Le ski est une affaire de famille chez les St-Germain.

Jean-François, le père de Laurence, a été un excellent skieur de bosses, terminant huitième du Pro Mogul Tour, un circuit en parallèle dans les années 1980.

Son frère aîné William a quant à lui fait partie de l’équipe nationale de développement de ski alpin il y a une dizaine d’années. Il effectue cet hiver un retour à la compétition.

Les St-Germain se sont évidemment levés au petit matin pour suivre la première manche de Laurence aux Championnats du monde de ski alpin à Méribel.

Si William, qui était chez sa copine à Toronto, a réussi à se rendormir après l’avoir vue s’installer au troisième rang, son père Jean-François n’a pas refermé l’œil à la résidence familiale de Saint-Ferréol-les-Neiges.

« Je n’ai pas dormi : trop de stress ! », a raconté le paternel quelques minutes après la victoire historique de sa fille, samedi matin.

Son téléphone chauffait après avoir reçu quelque 75 textos de félicitations. « J’en reviens pas ! C’est de loin sa victoire la plus importante, en particulier cette année, où elle a eu des hauts et des bas. Ça fait sept, huit ans qu’elle rêve de faire un podium. Quand j’ai vu qu’elle avait assuré, c’était mission accomplie. »

Mais ce qui a encore plus impressionné Jean-François St-Germain, c’est la façon dont sa fille s’est imposée devant Mikaela Shiffrin, probablement la meilleure skieuse de l’histoire.

Mikaela partait quand même avec 0,6 seconde d’avance et Laurence l’a battue par 0,5. Elle a vraiment gagné la deuxième manche. Elle l’a mérité. Aujourd’hui, c’était la meilleure.

Jean-François St-Germain, à propos de la victoire de sa fille

Son seul regret était d’avoir annulé son voyage prévu à Méribel en raison d’obligations professionnelles…

« Montagnes russes d’émotions »

William, lui, ne tenait plus en place avec son amoureuse, qu’il visitait dans la Ville Reine après avoir passé quelques semaines en Europe pour disputer des courses.

« On capotait, on criait, ma copine pleurait et j’ai aussi versé quelques larmes, c’est sûr ! », a-t-il relaté, encore remué, au bout du fil.

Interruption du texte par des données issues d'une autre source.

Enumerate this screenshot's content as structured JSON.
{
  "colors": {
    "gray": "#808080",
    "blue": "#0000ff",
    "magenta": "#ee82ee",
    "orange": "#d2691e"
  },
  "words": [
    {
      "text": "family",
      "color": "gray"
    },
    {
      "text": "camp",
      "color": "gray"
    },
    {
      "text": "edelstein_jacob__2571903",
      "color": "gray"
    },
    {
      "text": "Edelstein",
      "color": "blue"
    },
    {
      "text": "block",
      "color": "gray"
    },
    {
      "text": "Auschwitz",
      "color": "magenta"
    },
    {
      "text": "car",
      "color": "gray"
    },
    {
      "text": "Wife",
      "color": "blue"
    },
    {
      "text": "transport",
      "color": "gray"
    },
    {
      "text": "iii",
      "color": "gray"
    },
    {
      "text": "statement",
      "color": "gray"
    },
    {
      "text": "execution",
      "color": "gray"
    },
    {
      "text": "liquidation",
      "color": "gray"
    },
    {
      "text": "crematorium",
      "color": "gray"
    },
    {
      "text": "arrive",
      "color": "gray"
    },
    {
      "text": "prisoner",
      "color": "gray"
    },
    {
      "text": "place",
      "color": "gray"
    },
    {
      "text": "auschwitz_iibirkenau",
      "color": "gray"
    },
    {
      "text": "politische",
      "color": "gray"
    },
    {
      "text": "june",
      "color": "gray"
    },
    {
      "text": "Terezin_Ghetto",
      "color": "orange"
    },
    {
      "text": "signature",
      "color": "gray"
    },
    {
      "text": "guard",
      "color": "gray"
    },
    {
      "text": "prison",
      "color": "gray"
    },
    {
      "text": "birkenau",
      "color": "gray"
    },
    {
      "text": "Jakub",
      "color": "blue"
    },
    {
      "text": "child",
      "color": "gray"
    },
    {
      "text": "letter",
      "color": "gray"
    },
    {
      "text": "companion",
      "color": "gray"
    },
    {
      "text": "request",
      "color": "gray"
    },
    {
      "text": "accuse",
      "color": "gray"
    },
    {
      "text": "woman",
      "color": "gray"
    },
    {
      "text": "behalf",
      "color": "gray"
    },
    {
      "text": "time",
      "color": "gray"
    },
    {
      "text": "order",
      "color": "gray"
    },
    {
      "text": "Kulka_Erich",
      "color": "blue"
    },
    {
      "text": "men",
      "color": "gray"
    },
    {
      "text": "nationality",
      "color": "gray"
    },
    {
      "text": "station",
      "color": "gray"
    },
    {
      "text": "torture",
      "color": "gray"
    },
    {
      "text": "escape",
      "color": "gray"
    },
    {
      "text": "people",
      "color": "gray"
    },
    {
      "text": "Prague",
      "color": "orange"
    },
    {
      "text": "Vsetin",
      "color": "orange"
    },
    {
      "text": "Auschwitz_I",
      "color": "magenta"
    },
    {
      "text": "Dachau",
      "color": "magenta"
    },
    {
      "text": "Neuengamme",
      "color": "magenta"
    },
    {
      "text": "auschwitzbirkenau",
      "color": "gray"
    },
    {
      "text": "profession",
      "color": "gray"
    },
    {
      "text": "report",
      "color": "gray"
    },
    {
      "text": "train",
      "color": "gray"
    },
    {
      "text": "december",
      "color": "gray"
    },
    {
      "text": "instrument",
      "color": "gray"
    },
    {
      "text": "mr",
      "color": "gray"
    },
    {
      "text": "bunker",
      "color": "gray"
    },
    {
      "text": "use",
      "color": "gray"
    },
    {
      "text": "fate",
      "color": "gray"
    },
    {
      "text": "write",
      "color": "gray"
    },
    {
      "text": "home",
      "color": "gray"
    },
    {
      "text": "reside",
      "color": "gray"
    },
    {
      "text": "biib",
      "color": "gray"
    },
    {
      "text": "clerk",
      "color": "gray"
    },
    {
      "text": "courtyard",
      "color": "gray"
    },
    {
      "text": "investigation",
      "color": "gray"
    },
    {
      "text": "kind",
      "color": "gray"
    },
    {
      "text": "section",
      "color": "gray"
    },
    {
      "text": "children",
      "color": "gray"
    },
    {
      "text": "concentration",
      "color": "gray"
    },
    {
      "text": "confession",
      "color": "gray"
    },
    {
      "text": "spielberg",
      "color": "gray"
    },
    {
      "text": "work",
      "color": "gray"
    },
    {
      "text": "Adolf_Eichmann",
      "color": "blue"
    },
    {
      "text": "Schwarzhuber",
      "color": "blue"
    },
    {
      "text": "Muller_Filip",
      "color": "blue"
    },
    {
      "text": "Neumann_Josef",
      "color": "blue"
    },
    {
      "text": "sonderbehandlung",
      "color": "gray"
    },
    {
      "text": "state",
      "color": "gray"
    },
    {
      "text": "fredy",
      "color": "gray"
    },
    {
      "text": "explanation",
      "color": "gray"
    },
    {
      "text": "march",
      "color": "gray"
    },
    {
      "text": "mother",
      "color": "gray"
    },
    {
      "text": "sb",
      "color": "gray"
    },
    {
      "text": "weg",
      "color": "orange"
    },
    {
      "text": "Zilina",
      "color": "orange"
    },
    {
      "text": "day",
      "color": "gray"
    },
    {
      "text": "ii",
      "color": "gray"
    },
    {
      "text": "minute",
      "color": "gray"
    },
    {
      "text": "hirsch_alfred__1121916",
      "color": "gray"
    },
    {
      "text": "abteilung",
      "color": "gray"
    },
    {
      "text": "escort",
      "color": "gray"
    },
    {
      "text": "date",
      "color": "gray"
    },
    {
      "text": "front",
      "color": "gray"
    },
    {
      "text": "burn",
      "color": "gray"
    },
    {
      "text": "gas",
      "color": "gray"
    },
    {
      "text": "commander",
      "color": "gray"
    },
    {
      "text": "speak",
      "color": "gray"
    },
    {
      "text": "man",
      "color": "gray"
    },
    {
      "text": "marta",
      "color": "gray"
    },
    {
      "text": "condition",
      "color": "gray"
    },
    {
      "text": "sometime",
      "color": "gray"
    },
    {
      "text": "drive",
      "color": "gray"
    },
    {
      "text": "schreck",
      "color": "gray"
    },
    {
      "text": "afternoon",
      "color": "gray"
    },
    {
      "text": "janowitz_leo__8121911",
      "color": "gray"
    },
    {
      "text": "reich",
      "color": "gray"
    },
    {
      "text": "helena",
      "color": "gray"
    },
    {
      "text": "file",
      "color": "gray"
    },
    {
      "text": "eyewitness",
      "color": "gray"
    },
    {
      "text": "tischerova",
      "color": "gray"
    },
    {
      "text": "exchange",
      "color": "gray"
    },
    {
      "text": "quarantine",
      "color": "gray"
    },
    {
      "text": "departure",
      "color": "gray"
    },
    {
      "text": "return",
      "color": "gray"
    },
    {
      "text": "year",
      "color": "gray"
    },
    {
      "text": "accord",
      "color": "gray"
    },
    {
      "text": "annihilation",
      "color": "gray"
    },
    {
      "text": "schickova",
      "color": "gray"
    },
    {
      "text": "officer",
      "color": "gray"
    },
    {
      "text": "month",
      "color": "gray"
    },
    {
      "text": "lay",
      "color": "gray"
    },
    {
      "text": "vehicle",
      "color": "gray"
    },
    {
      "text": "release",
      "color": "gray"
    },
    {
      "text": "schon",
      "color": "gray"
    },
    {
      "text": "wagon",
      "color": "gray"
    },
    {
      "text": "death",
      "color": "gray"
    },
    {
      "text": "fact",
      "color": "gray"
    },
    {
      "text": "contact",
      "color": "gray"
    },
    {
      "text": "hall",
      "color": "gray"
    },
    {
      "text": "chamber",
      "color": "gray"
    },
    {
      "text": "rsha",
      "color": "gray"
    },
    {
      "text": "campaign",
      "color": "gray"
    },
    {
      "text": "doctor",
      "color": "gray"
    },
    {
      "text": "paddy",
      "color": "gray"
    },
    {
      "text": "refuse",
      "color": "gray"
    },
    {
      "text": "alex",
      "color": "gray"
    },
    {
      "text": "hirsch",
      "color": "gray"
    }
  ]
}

La disqualification de Wendy Holdener et les ennuis de Mikaela Shiffrin les ont tenus sur le bout de leur siège. « C’était de méchantes montagnes russes d’émotions ! »

PHOTO MARCO TROVATI, ASSOCIATED PRESS

Wendy Holdener après sa disqualification

Impressionné par sa sœur, l’ingénieur de 30 ans n’a pas été surpris de la façon dont elle a géré la pression de s’élancer parmi les trois dernières.

« C’est sûr qu’elle devait être nerveuse, mais il fallait juste qu’elle se fasse confiance. Quand je l’ai vue pousser au départ, j’ai su tout de suite qu’elle partait avec confiance. Je savais que ça annonçait une bonne run. Elle a montré qu’elle était forte dans la tête parce qu’elle n’avait jamais été dans cette position-là. »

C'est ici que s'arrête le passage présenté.